The second hut was easier to erect, for I built it against the first, and only three walls were required. But it was work, hard work, all of it. Maud and I worked from dawn till dark, to the limit of our strength, so that when night came we crawled stiffly to bed and slept the animal-like sleep of exhaustion. And yet Maud declared that she had never felt better or stronger in her life. I knew this was true of myself, but hers was such a lily strength that I feared she would break down. Often and often, her last-reserve force gone, I have seen her stretched flat on her back on the sand in the way she had of resting and recuperating. And then she would be up on her feet and toiling hard as ever. Where she obtained this strength was the marvel to me.
“Think of the long rest this winter,” was her reply to my remonstrances. “Why, we’ll be clamorous for something to do.”
We held a housewarming in my hut the night it was roofed.

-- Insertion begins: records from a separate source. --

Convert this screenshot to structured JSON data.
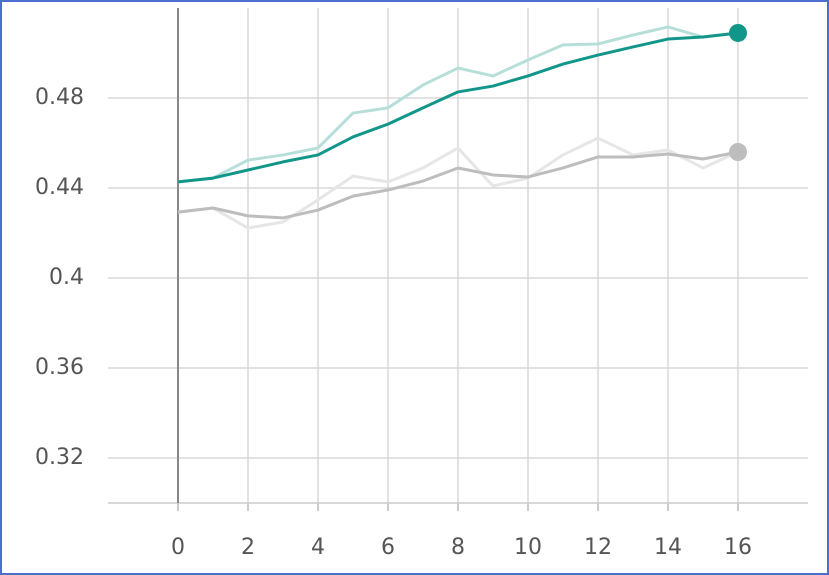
{
  "chart_data": {
    "type": "line",
    "x": [
      0,
      1,
      2,
      3,
      4,
      5,
      6,
      7,
      8,
      9,
      10,
      11,
      12,
      13,
      14,
      15,
      16
    ],
    "series": [
      {
        "color": "#b7dfd9",
        "values": [
          0.4427,
          0.4444,
          0.4524,
          0.4547,
          0.4578,
          0.4733,
          0.4756,
          0.4858,
          0.4933,
          0.4898,
          0.4969,
          0.5036,
          0.504,
          0.508,
          0.5116,
          0.5071,
          0.5089
        ]
      },
      {
        "color": "#e6e6e6",
        "values": [
          0.4293,
          0.4311,
          0.4222,
          0.4249,
          0.4347,
          0.4453,
          0.4427,
          0.4489,
          0.4578,
          0.4409,
          0.4444,
          0.4547,
          0.4622,
          0.4547,
          0.4569,
          0.4489,
          0.456
        ]
      },
      {
        "color": "#bdbdbd",
        "end_marker": true,
        "values": [
          0.4293,
          0.4311,
          0.4276,
          0.4267,
          0.4302,
          0.4364,
          0.4391,
          0.4431,
          0.4489,
          0.4458,
          0.4449,
          0.4489,
          0.4538,
          0.4538,
          0.4551,
          0.4529,
          0.456
        ]
      },
      {
        "color": "#12968a",
        "end_marker": true,
        "values": [
          0.4427,
          0.4444,
          0.448,
          0.4516,
          0.4547,
          0.4627,
          0.4684,
          0.4756,
          0.4827,
          0.4853,
          0.4898,
          0.4951,
          0.4991,
          0.5027,
          0.5062,
          0.5071,
          0.5089
        ]
      }
    ],
    "xlim": [
      -2,
      18
    ],
    "xticks": [
      0,
      2,
      4,
      6,
      8,
      10,
      12,
      14,
      16
    ],
    "ylim": [
      0.3,
      0.52
    ],
    "yticks": [
      0.32,
      0.36,
      0.4,
      0.44,
      0.48
    ],
    "grid": true
  }
}
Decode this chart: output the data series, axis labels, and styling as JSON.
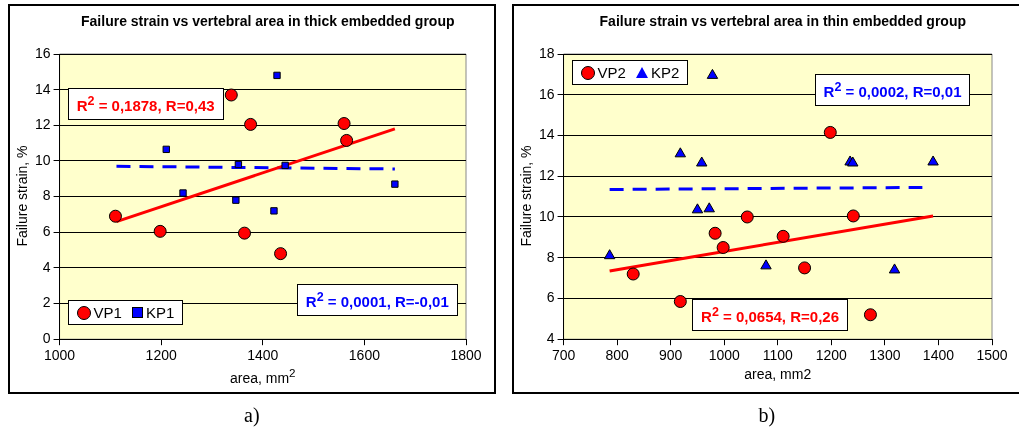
{
  "chart_data": [
    {
      "type": "scatter",
      "title": "Failure strain vs vertebral area in thick embedded group",
      "xlabel": "area, mm$^{2}$",
      "ylabel": "Failure strain, %",
      "xlim": [
        1000,
        1800
      ],
      "xticks": [
        1000,
        1200,
        1400,
        1600,
        1800
      ],
      "ylim": [
        0,
        16
      ],
      "yticks": [
        0,
        2,
        4,
        6,
        8,
        10,
        12,
        14,
        16
      ],
      "grid": "y",
      "legend": "bottom left",
      "series": [
        {
          "name": "VP1",
          "color": "#ff0000",
          "marker": "circle",
          "x": [
            1110,
            1198,
            1338,
            1376,
            1364,
            1435,
            1560,
            1565
          ],
          "values": [
            6.9,
            6.05,
            13.7,
            12.05,
            5.95,
            4.8,
            12.1,
            11.15
          ]
        },
        {
          "name": "KP1",
          "color": "#0000ff",
          "marker": "square",
          "x": [
            1210,
            1243,
            1352,
            1347,
            1428,
            1444,
            1422,
            1660
          ],
          "values": [
            10.65,
            8.2,
            9.8,
            7.8,
            14.8,
            9.75,
            7.2,
            8.7
          ]
        },
        {
          "type": "line",
          "color": "#ff0000",
          "line_style": "solid",
          "x": [
            1112,
            1660
          ],
          "values": [
            6.6,
            11.8
          ]
        },
        {
          "type": "line",
          "color": "#0000ff",
          "line_style": "dashed",
          "x": [
            1112,
            1660
          ],
          "values": [
            9.7,
            9.55
          ]
        }
      ],
      "annotations": [
        "R$^{2}$ = 0,1878, R=0,43",
        "R$^{2}$ = 0,0001, R=-0,01",
        "a)"
      ]
    },
    {
      "type": "scatter",
      "title": "Failure strain vs vertebral area in thin embedded group",
      "xlabel": "area, mm2",
      "ylabel": "Failure strain, %",
      "xlim": [
        700,
        1500
      ],
      "xticks": [
        700,
        800,
        900,
        1000,
        1100,
        1200,
        1300,
        1400,
        1500
      ],
      "ylim": [
        4,
        18
      ],
      "yticks": [
        4,
        6,
        8,
        10,
        12,
        14,
        16,
        18
      ],
      "grid": "y",
      "legend": "top left",
      "series": [
        {
          "name": "VP2",
          "color": "#ff0000",
          "marker": "circle",
          "x": [
            830,
            918,
            983,
            998,
            1043,
            1110,
            1150,
            1198,
            1241,
            1273
          ],
          "values": [
            7.2,
            5.85,
            9.2,
            8.5,
            10.0,
            9.05,
            7.5,
            14.15,
            10.05,
            5.2
          ]
        },
        {
          "name": "KP2",
          "color": "#0000ff",
          "marker": "triangle",
          "x": [
            786,
            918,
            950,
            958,
            972,
            978,
            1078,
            1235,
            1240,
            1318,
            1390
          ],
          "values": [
            8.1,
            13.1,
            10.35,
            12.65,
            10.4,
            16.95,
            7.6,
            12.7,
            12.65,
            7.4,
            12.7
          ]
        },
        {
          "type": "line",
          "color": "#ff0000",
          "line_style": "solid",
          "x": [
            786,
            1390
          ],
          "values": [
            7.35,
            10.05
          ]
        },
        {
          "type": "line",
          "color": "#0000ff",
          "line_style": "dashed",
          "x": [
            786,
            1370
          ],
          "values": [
            11.35,
            11.45
          ]
        }
      ],
      "annotations": [
        "R$^{2}$ = 0,0002, R=0,01",
        "R$^{2}$ = 0,0654, R=0,26",
        "b)"
      ]
    }
  ]
}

It was the end of the third day of a fierce storm which had swung around the compass from the south-east to the north-west, and which was then blowing directly in upon us. The beaches of the outer cove were thundering with the surf, and even in our land-locked inner cove a respectable sea was breaking. No high backbone of island sheltered us from the wind, and it whistled and bellowed about the hut till at times I feared for the strength of the walls. The skin roof, stretched tightly as a drumhead, I had thought, sagged and bellied with every gust; and innumerable interstices in the walls, not so tightly stuffed with moss as Maud had supposed, disclosed themselves. Yet the seal-oil burned brightly and we were warm and comfortable.
It was a pleasant evening indeed, and we voted that as a social function on Endeavour Island it had not yet been eclipsed. Our minds were at ease. Not only had we resigned ourselves to the bitter winter, but we were prepared for it. The seals could depart on their mysterious journey into the south at any time, now, for all we cared; and the storms held no terror for us. Not only were we sure of being dry and warm and sheltered from the wind, but we had the softest and most luxurious mattresses that could be made from moss. This had been Maud’s idea, and she had herself jealously gathered all the moss. This was to be my first night on the mattress, and I knew I should sleep the sweeter because she had made it.
As she rose to go she turned to me with the whimsical way she had, and said:
“Something is going to happen—is happening, for that matter. I feel it. Something is coming here, to us. It is coming now. I don’t know what, but it is coming.”
“Good or bad?” I asked.
She shook her head. “I don’t know, but it is there, somewhere.”
She pointed in the direction of the sea and wind.
“It’s a lee shore,” I laughed, “and I am sure I’d rather be here than arriving, a night like this.”
“You are not frightened?” I asked, as I stepped to open the door for her.
Her eyes looked bravely into mine.
“And you feel well? perfectly well?”
“Never better,” was her answer.
We talked a little longer before she went.
“Good-night, Maud,” I said.
“Good-night, Humphrey,” she said.
This use of our given names had come about quite as a matter of course, and was as unpremeditated as it was natural. In that moment I could have put my arms around her and drawn her to me. I should certainly have done so out in that world to which we belonged. As it was, the situation stopped there in the only way it could; but I was left alone in my little hut, glowing warmly through and through with a pleasant satisfaction; and I knew that a tie, or a tacit something, existed between us which had not existed before.